In a time of political turbulence, Canadian universities have expressed an interest in playing a lead role in welcoming newcomers, and that includes refugees fleeing war and persecution. The recent executive order by President Trump, which has been halted by federal courts, excluded refugees and travellers from seven Muslim-majority countries from entering the United States, an action which shook university communities in Canada and abroad.

“Being a refugee is not a choice. It is not something that you wake up and say, ‘I want to be a refugee now’ – you are forced to be one,” said Dammee Sero, a fourth-year human rights student at Wilfrid Laurier University. She is now a student refugee program co-ordinator for the World University Service of Canada, a program which brought her to Canada and her university five years ago. “They picked me up from the airport; they help you.”
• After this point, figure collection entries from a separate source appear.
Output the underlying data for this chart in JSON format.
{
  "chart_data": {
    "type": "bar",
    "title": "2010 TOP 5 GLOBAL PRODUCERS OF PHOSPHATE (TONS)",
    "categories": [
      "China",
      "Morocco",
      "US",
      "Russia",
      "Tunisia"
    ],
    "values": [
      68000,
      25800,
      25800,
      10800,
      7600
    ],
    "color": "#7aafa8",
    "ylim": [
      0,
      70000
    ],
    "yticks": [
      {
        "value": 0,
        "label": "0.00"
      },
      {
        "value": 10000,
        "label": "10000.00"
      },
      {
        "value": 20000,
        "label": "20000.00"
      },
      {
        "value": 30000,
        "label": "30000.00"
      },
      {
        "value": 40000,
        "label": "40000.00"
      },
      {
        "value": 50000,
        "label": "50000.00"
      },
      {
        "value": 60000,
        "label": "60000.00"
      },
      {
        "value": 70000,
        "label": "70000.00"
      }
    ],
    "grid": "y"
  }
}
Michael Ungar, who holds the Canada Research Chair in Child, Family and Community Resilience at Dalhousie University, said educators and researchers have “a critical role to play in developing capacity” for refugee resettlement. Dr. Ungar is part of a research project, launched shortly after Canada’s bid to accept 25,000 Syrian refugees, to study factors for success of the children who have arrived here.

“Imagine we could actually show that this group of Syrians that come into this country are successful – that three years, five years out, we prove that we’ve got this model in this country – we begin to really show that this is an investment,” he said.

Crucial to welcoming newcomers is to provide support networks and spaces where people can interact with each other, said Abdullah Snobar, executive director of Ryerson’s flagship DMZ start-up incubator, where the majority of entrepreneurs are recent newcomers to Canada.

“Take out 60 percent of the people at DMZ today and you don’t really have a space anymore. You lose talent, but more importantly you lose the ability to learn from each other,” Mr. Snobar said, adding that it is important to avoid racial segregation by fostering collaboration among communities. “The minute you start to put people in one community and say, ‘you folks talk to each other, and that’s where you’re going to stay’ … that’s where it becomes a bit dangerous.”

Audience members also got involved in the panel discussion – moderated by The King’s University president Melanie Humphreys and Saint Mary’s University president Robert Summerby-Murray – in impassioned and heartfelt ways. In a Q&A session afterward, an international master’s student from British Columbia spoke about being unsuccessful in getting a single interview for a co-op or internship position despite sending out more than 100 applications last year.

“It’s not about me. It’s about everyone I know here in Canada, refugees or immigrants, they have the same problems,” he said. The student has received an opportunity in Holland and intends to return to Canada to complete his degree. “That’s really amazing, I really appreciate that. But it’s really hard that I didn’t get the first job here in Canada.”